Here’s an example of applying one of his guidelines. If you buy an ETF trading 15% above its 200-day moving average, then you should have an 8% stop loss.

Interestingly enough, these guidelines could apply to more than just ETFs. Not a bad set of guidelines to work with.

Other ETFs. So the PGF isn’t the only preferred game in town. There’s the iShares S&P U.S. Preferred Stock Index (PFF), created in March 2007. As the name implies, this tracks the S&P U.S. Preferred Stock Index. It invests at least 90% of assets in securities that comprise the index, which includes stocks listed on the NYSE, AMEX or NASDAQ. Companies have a market cap of at least $100 million and the fund is non-diversified. The PFF’s expense ratio is 0.48%, a low turnover of 12% and the yield is about 8.58%. Currently, it trades at $37.63.

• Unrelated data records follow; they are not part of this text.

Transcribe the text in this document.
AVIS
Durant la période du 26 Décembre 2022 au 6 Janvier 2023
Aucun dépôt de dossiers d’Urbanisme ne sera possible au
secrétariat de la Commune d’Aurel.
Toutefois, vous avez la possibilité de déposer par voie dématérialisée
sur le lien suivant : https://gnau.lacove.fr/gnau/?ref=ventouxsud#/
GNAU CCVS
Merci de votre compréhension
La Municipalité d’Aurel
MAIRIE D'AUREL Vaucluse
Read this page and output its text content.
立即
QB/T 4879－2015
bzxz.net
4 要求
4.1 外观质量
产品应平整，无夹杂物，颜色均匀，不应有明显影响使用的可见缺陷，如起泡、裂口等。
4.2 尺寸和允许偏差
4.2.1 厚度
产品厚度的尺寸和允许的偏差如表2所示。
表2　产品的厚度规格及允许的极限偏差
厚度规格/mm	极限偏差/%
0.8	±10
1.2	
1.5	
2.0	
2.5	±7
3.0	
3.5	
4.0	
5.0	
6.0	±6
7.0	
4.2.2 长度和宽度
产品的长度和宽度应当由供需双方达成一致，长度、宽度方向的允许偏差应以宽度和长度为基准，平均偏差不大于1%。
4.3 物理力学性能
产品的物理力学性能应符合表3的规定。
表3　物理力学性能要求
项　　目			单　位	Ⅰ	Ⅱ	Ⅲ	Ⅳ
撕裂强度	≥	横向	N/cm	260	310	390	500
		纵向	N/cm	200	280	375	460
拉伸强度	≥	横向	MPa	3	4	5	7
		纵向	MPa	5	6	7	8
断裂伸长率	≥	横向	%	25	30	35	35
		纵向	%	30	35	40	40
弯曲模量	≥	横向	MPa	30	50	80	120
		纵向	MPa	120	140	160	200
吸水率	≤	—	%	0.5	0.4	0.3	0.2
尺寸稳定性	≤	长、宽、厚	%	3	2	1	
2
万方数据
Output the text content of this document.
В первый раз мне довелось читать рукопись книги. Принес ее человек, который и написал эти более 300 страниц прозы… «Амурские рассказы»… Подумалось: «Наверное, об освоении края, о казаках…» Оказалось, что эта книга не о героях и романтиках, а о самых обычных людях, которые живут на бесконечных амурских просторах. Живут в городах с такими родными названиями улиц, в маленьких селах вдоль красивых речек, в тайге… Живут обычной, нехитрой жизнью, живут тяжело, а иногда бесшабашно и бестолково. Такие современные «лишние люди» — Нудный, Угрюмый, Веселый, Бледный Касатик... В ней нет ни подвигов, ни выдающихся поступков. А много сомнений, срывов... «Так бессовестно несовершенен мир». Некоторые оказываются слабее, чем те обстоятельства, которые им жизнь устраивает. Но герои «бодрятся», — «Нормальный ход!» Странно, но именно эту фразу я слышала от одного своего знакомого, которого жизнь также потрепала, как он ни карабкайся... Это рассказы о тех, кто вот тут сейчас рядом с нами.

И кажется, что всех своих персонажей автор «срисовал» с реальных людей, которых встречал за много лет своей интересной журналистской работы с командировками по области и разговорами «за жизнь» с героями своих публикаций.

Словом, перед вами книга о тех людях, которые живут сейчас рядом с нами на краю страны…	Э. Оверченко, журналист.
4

There’s also the PowerShares Preferred (PGX), which seeks to track the Merrill Lynch Fixed Rate Preferred Securities Index, established in January 2008. At least 80% of total assets are invested in the Merrill Lynch Preferred Index. The expense ratio is 0.5%, it has a high turnover of 52% and its current yield is 8.09%. As of today, it trades at $13.68.

Conclusion. Generally, I like the preferred stock ETFs at this point in time. There’s some risk that prices may fall after this point, but eventually, in the longer-term, prices should rise as we get closer to normalized earnings. At that point, yields will fall, so it will have to be re-evaluated as an investment. In the meantime, I will be holding on to the PGF in the portfolio I’m managing. And of course, watching out for the risks outlined above.